地名が上画面で常時見られるようになったが、地名案内の人物はほとんどの町で健在。
【エルシオン学院】では初訪問時のイベントで学院長が地名紹介を行う。同学院と【カラコタ橋】ではエンディング後には該当キャラがいない。
 
よそ者に冷たい態度をとる【ナザム村】は当初は看板にただ「ナザム村」と書かれているのみだが、イベント後は看板の内容が「ナザム村へようこそ」と歓迎の意味を込めたものに書き換えられる。
エンディング後では人間の案内人も現れ、

ここは ナザム村です!

……って なんだ お前か。
旅人には こう言えって
村長に言われてんだ。笑うなよ。

と、村長からこの役割を与えられていることを打ち明ける。

DQ11

3DS版・DQ11Sの【ヨッチ村】を含めたすべての町・村などに存在する。
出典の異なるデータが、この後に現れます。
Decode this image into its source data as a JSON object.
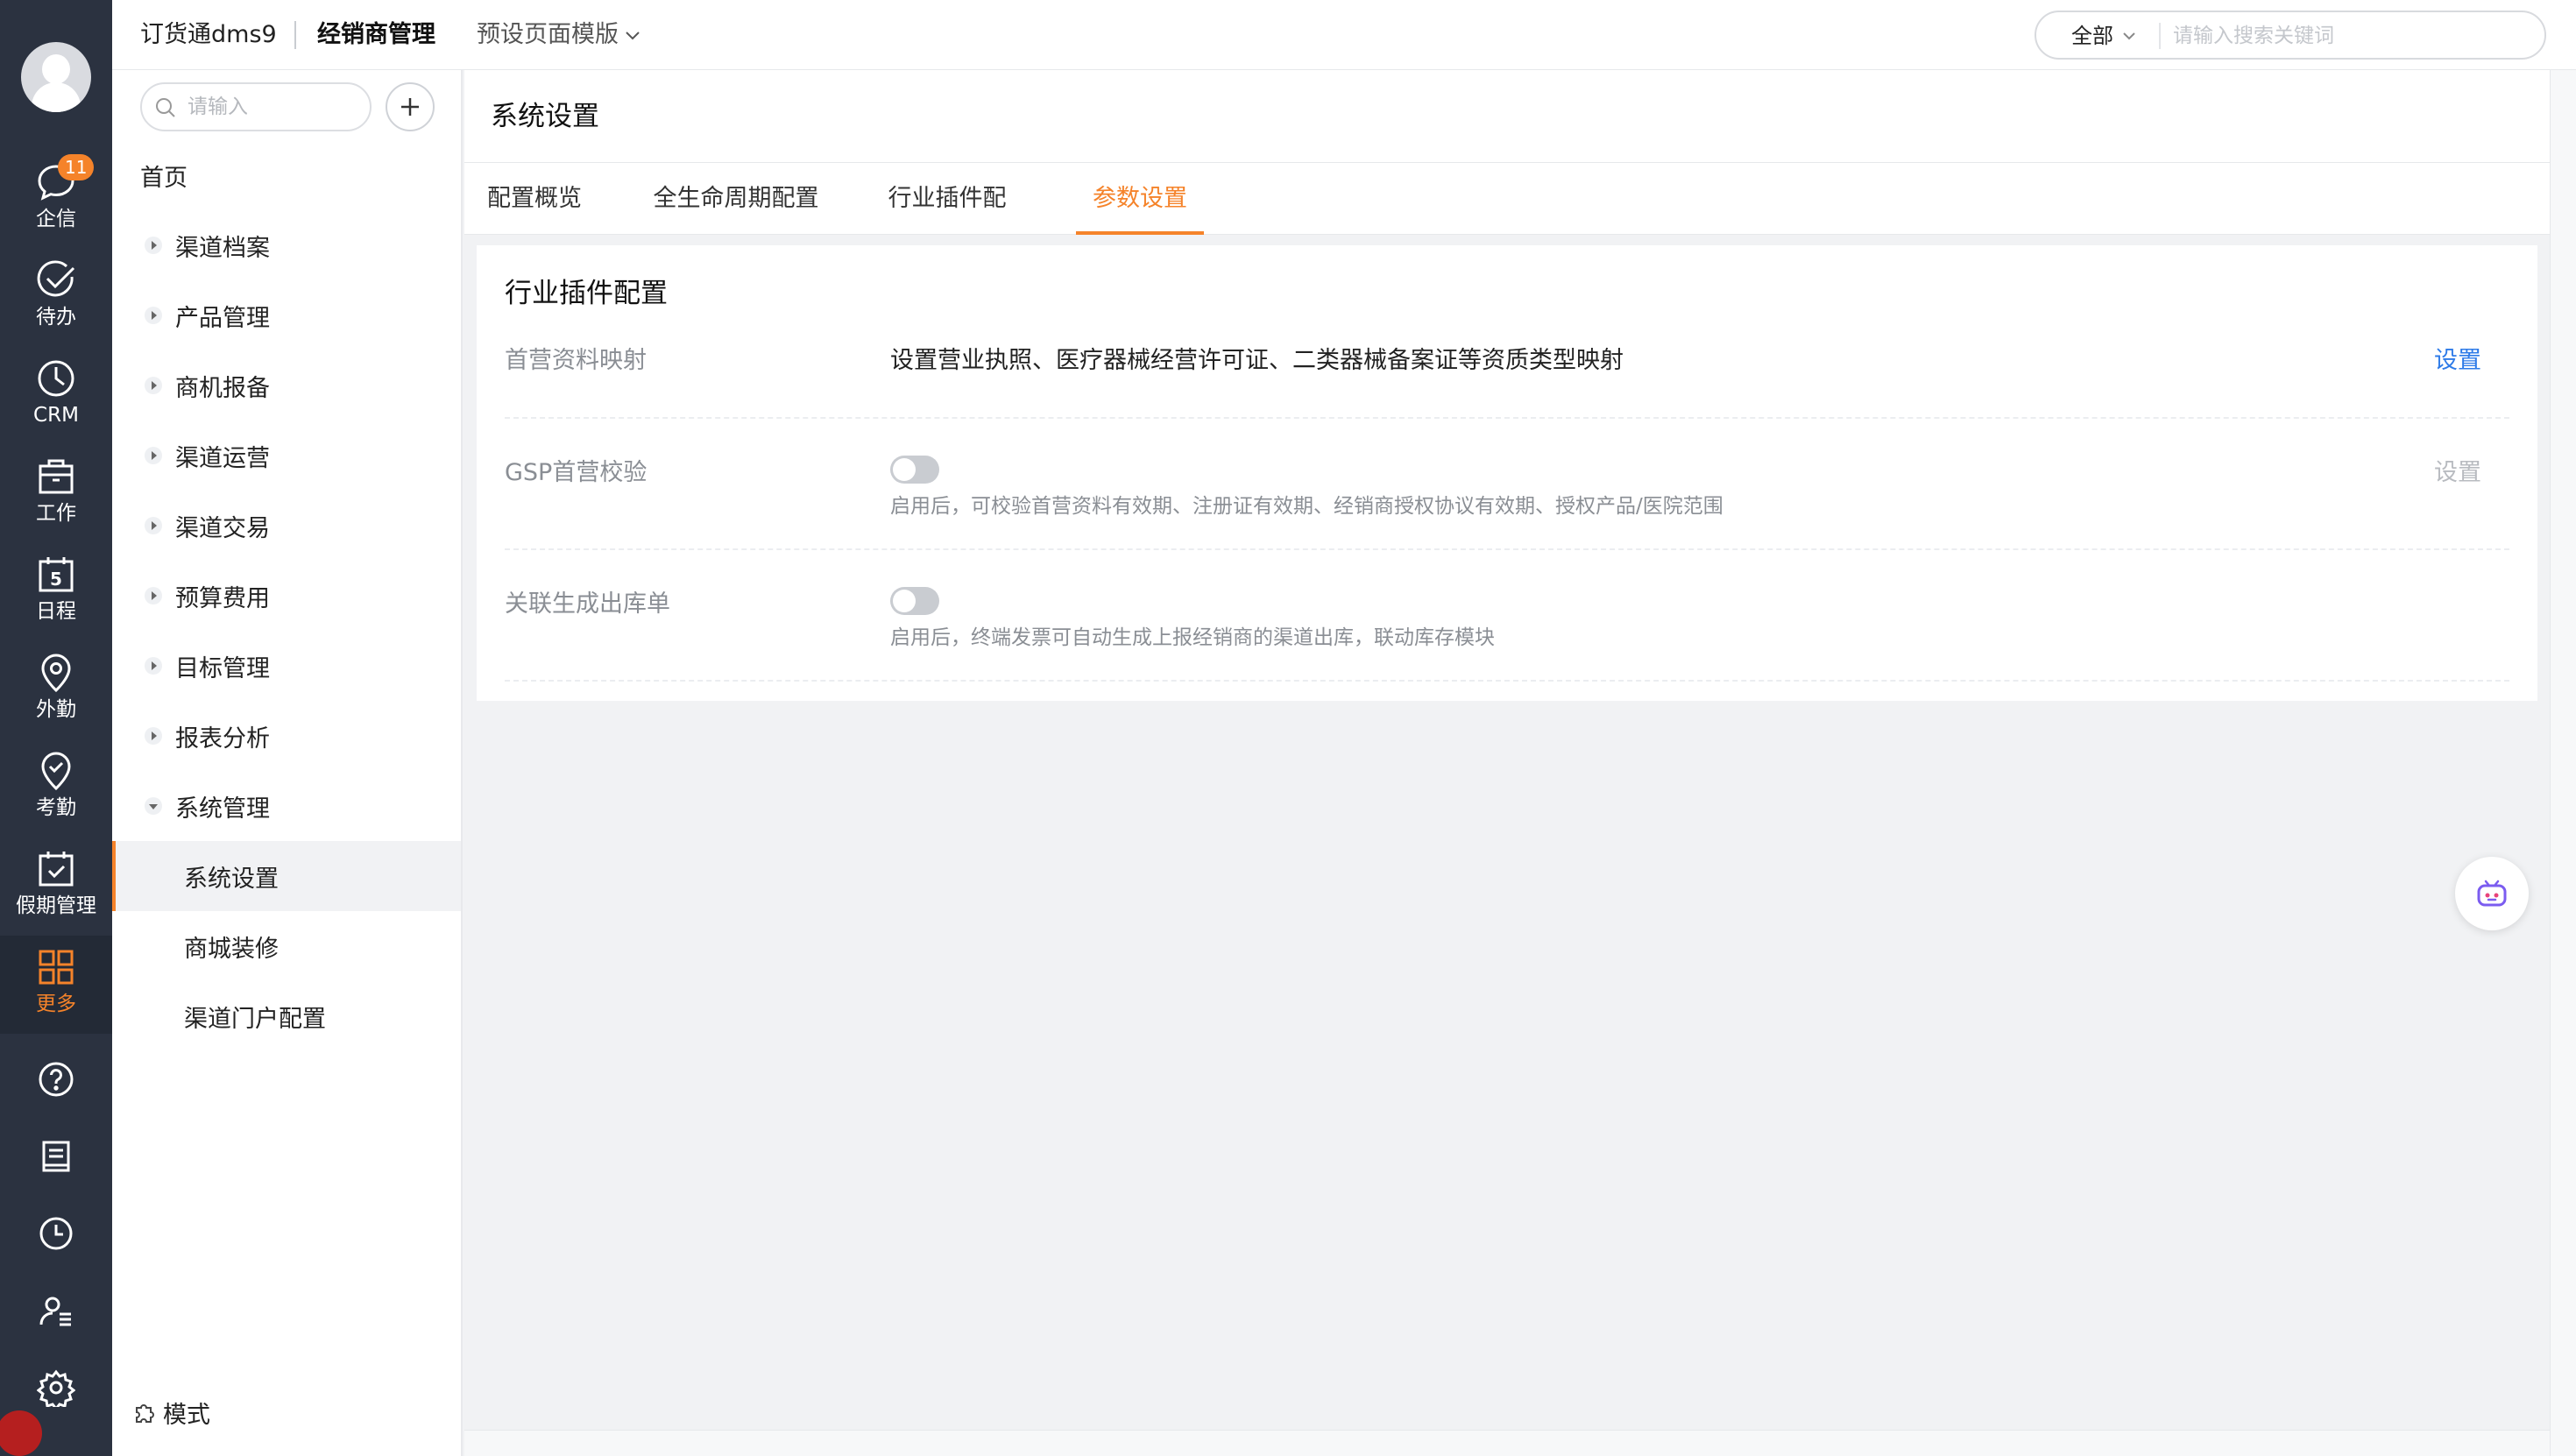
{
  "rail": {
    "items": [
      {
        "label": "企信",
        "icon": "chat-icon",
        "badge": "11"
      },
      {
        "label": "待办",
        "icon": "check-circle-icon"
      },
      {
        "label": "CRM",
        "icon": "clock-pie-icon"
      },
      {
        "label": "工作",
        "icon": "briefcase-icon"
      },
      {
        "label": "日程",
        "icon": "calendar-icon",
        "day": "5"
      },
      {
        "label": "外勤",
        "icon": "location-pin-icon"
      },
      {
        "label": "考勤",
        "icon": "checkin-pin-icon"
      },
      {
        "label": "假期管理",
        "icon": "calendar-check-icon"
      },
      {
        "label": "更多",
        "icon": "grid-icon"
      }
    ],
    "tools": [
      "help-icon",
      "notebook-icon",
      "history-icon",
      "contacts-icon",
      "settings-icon"
    ]
  },
  "header": {
    "app_name": "订货通dms9",
    "module": "经销商管理",
    "template_label": "预设页面模版",
    "search_scope": "全部",
    "search_placeholder": "请输入搜索关键词"
  },
  "menu": {
    "search_placeholder": "请输入",
    "home": "首页",
    "groups": [
      "渠道档案",
      "产品管理",
      "商机报备",
      "渠道运营",
      "渠道交易",
      "预算费用",
      "目标管理",
      "报表分析",
      "系统管理"
    ],
    "subitems": [
      "系统设置",
      "商城装修",
      "渠道门户配置"
    ],
    "mode_label": "模式"
  },
  "page": {
    "title": "系统设置",
    "tabs": [
      "配置概览",
      "全生命周期配置",
      "行业插件配置",
      "参数设置"
    ],
    "active_tab": "参数设置"
  },
  "card": {
    "title": "行业插件配置",
    "rows": [
      {
        "label": "首营资料映射",
        "desc": "设置营业执照、医疗器械经营许可证、二类器械备案证等资质类型映射",
        "action": "设置"
      },
      {
        "label": "GSP首营校验",
        "hint": "启用后，可校验首营资料有效期、注册证有效期、经销商授权协议有效期、授权产品/医院范围",
        "action": "设置",
        "enabled": false
      },
      {
        "label": "关联生成出库单",
        "hint": "启用后，终端发票可自动生成上报经销商的渠道出库，联动库存模块",
        "enabled": false
      }
    ]
  },
  "colors": {
    "accent": "#f5832a",
    "link": "#2e7be8",
    "rail_bg": "#2b3240",
    "disabled": "#b8bbc0"
  },
  "fab": {
    "icon": "ai-bot-icon"
  }
}
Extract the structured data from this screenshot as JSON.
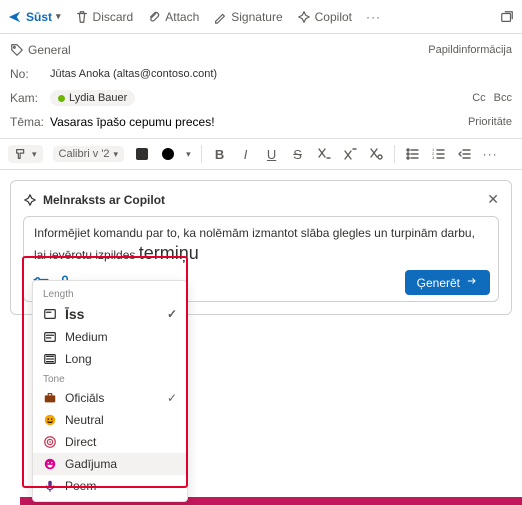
{
  "topbar": {
    "send": "Sūst",
    "discard": "Discard",
    "attach": "Attach",
    "signature": "Signature",
    "copilot": "Copilot"
  },
  "tag": {
    "label": "General"
  },
  "extra_info": "Papildinformācija",
  "fields": {
    "from_label": "No:",
    "from_value": "Jūtas Anoka (altas@contoso.cont)",
    "to_label": "Kam:",
    "to_chip": "Lydia Bauer",
    "cc": "Cc",
    "bcc": "Bcc",
    "subject_label": "Tēma:",
    "subject_value": "Vasaras īpašo cepumu preces!",
    "priority": "Prioritāte"
  },
  "fmt": {
    "font": "Calibri v '2"
  },
  "copilot_card": {
    "title": "Melnraksts ar Copilot",
    "prompt_line1": "Informējiet komandu par to, ka nolēmām izmantot slāba glegles un turpinām darbu, lai ievērotu izpildes",
    "prompt_line2": "termiņu",
    "generate": "Ģenerēt"
  },
  "menu": {
    "group_length": "Length",
    "length": [
      {
        "label": "Īss",
        "selected": true
      },
      {
        "label": "Medium",
        "selected": false
      },
      {
        "label": "Long",
        "selected": false
      }
    ],
    "group_tone": "Tone",
    "tone": [
      {
        "label": "Oficiāls",
        "selected": true,
        "icon": "briefcase",
        "color": "#8a3b0e"
      },
      {
        "label": "Neutral",
        "selected": false,
        "icon": "smile",
        "color": "#f7a500"
      },
      {
        "label": "Direct",
        "selected": false,
        "icon": "target",
        "color": "#c43a56"
      },
      {
        "label": "Gadījuma",
        "selected": false,
        "icon": "grin",
        "color": "#e3008c",
        "hl": true
      },
      {
        "label": "Poem",
        "selected": false,
        "icon": "mic",
        "color": "#5c2e91"
      }
    ]
  }
}
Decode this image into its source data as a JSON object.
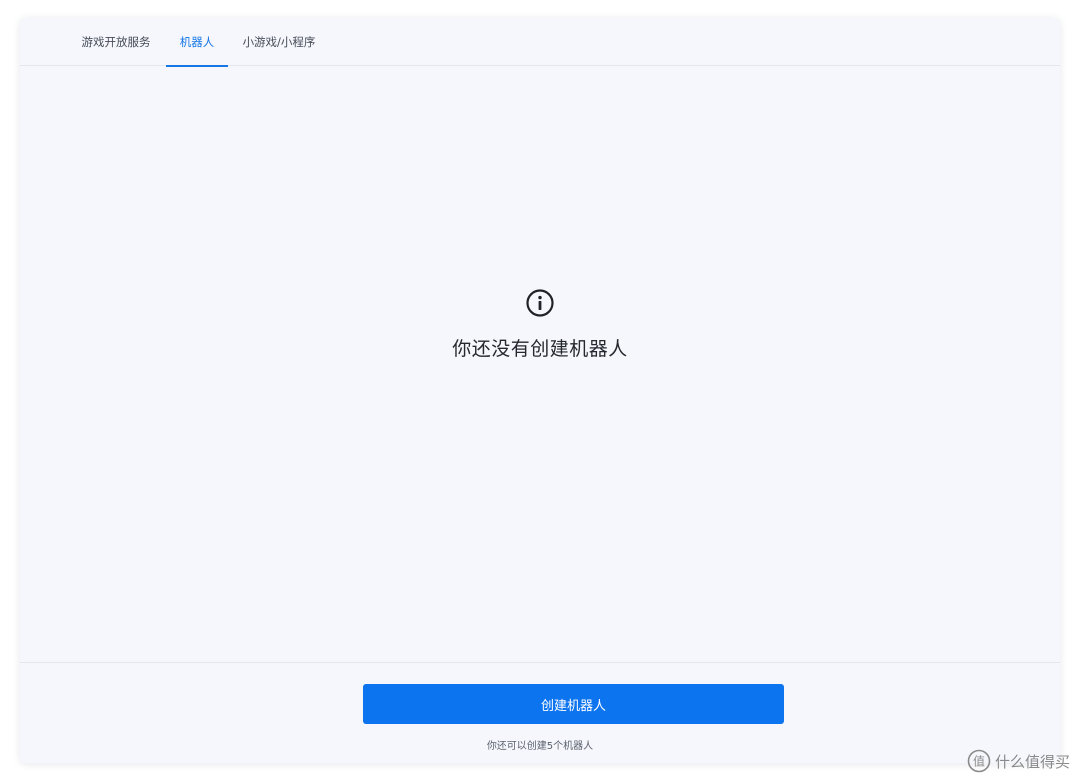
{
  "tabs": [
    {
      "label": "游戏开放服务",
      "active": false
    },
    {
      "label": "机器人",
      "active": true
    },
    {
      "label": "小游戏/小程序",
      "active": false
    }
  ],
  "empty_state": {
    "icon": "info-icon",
    "message": "你还没有创建机器人"
  },
  "footer": {
    "create_button_label": "创建机器人",
    "quota_text": "你还可以创建5个机器人"
  },
  "watermark": {
    "text": "什么值得买"
  },
  "colors": {
    "accent": "#1677e6",
    "button": "#0d74f0",
    "panel_bg": "#f5f7fd"
  }
}
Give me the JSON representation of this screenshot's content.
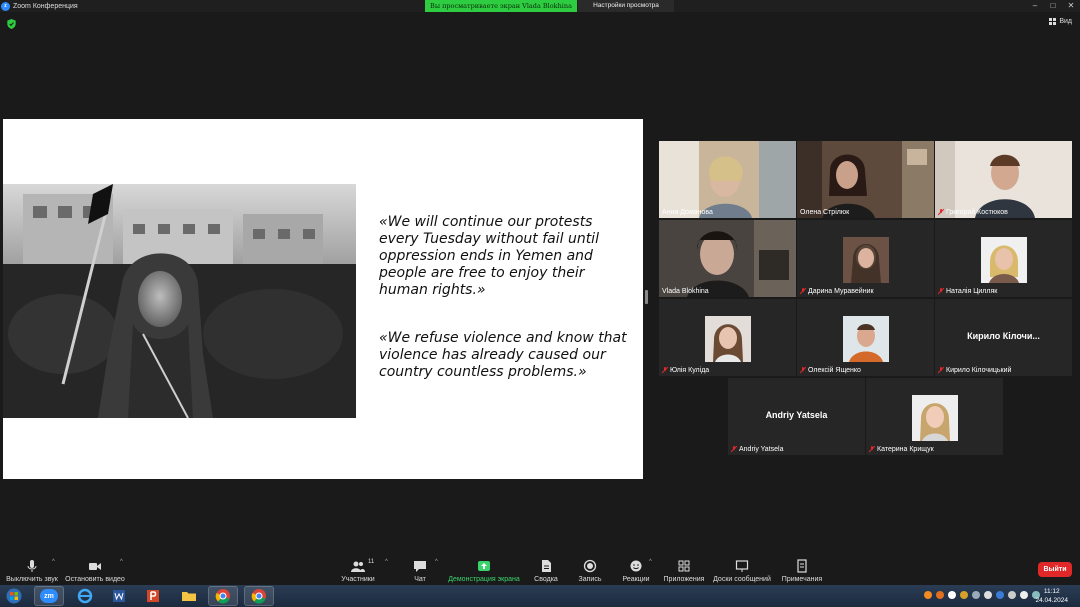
{
  "titlebar": {
    "app_title": "Zoom Конференция"
  },
  "share_banner": "Вы просматриваете экран Vlada Blokhina",
  "view_options": "Настройки просмотра",
  "view_button": "Вид",
  "slide": {
    "quote1": "«We will continue our protests every Tuesday without fail until oppression ends in Yemen and people are free to enjoy their human rights.»",
    "quote2": "«We refuse violence and know that violence has already caused our country countless problems.»"
  },
  "participants": [
    {
      "name": "Анна Доманова",
      "muted": false,
      "video": true
    },
    {
      "name": "Олена Стрілюк",
      "muted": false,
      "video": true
    },
    {
      "name": "Григорий Костюков",
      "muted": true,
      "video": true
    },
    {
      "name": "Vlada Blokhina",
      "muted": false,
      "video": true,
      "active_speaker": true
    },
    {
      "name": "Дарина Муравейник",
      "muted": true,
      "video": false
    },
    {
      "name": "Наталія Цилляк",
      "muted": true,
      "video": false
    },
    {
      "name": "Юлія Куліда",
      "muted": true,
      "video": false
    },
    {
      "name": "Олексій Ященко",
      "muted": true,
      "video": false
    },
    {
      "name": "Кирило Кілочицький",
      "muted": true,
      "video": false,
      "display_label": "Кирило Кілочи..."
    },
    {
      "name": "Andriy Yatsela",
      "muted": true,
      "video": false,
      "display_label": "Andriy Yatsela"
    },
    {
      "name": "Катерина Крищук",
      "muted": true,
      "video": false
    }
  ],
  "toolbar": {
    "mute": "Выключить звук",
    "stop_video": "Остановить видео",
    "participants": "Участники",
    "participants_count": "11",
    "chat": "Чат",
    "share_screen": "Демонстрация экрана",
    "summary": "Сводка",
    "record": "Запись",
    "reactions": "Реакции",
    "apps": "Приложения",
    "whiteboards": "Доски сообщений",
    "notes": "Примечания",
    "leave": "Выйти"
  },
  "taskbar": {
    "apps": [
      "start-orb",
      "zoom",
      "internet-explorer",
      "word",
      "powerpoint",
      "file-explorer",
      "chrome",
      "chrome"
    ],
    "zoom_label": "zm",
    "time": "11:12",
    "date": "24.04.2024"
  },
  "colors": {
    "accent_green": "#2ecc40",
    "leave_red": "#e02828",
    "active_speaker": "#c9e24a",
    "muted_red": "#e02828"
  }
}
【デルカダール城下町】・下層や10年前の【イシの村】にもしっかり居るが、【ホムラの里】【あらくれ】は初回訪問時にしか言わない。
【グロッタの町】【バニーガール】【プチャラオ村】の太った男性は観光案内も兼ねた台詞になっているが、状況が変わればその内容も変化していく。
また一部の案内役は「やっと胸を張ってこれが言えるようになった」の台詞に現れるように、この役ができることに喜びを感じているのがわかる。
 
【冒険の書の世界】の町でもDQ1・DQ2の各所とDQ6の【ダーマ神殿】には該当キャラが存在する。

DQB2

オンラインで自分の島を公開した際に使える「案内役のプレート」が登場。
地面に設置し、対応する住人とセリフを設定することで、プレイヤー自身の手でここは○○の町ですキャラを生み出せるようになった。
島の住人であれば魔物を案内役にすることもできる。
ストーリー上の一連の事件を解決した後に島を観光地にしようという話が持ち上がっているので、これまでのシリーズにおける案内人たちも、実は観光関連の仕事に就いていたのかもしれない。

プレートを複数並べて歓迎セレモニーを作ったり、そこそこの長文が入るのを利用して、もっと細かい案内をしゃべらせたり、様々なネタを仕込むこともできる。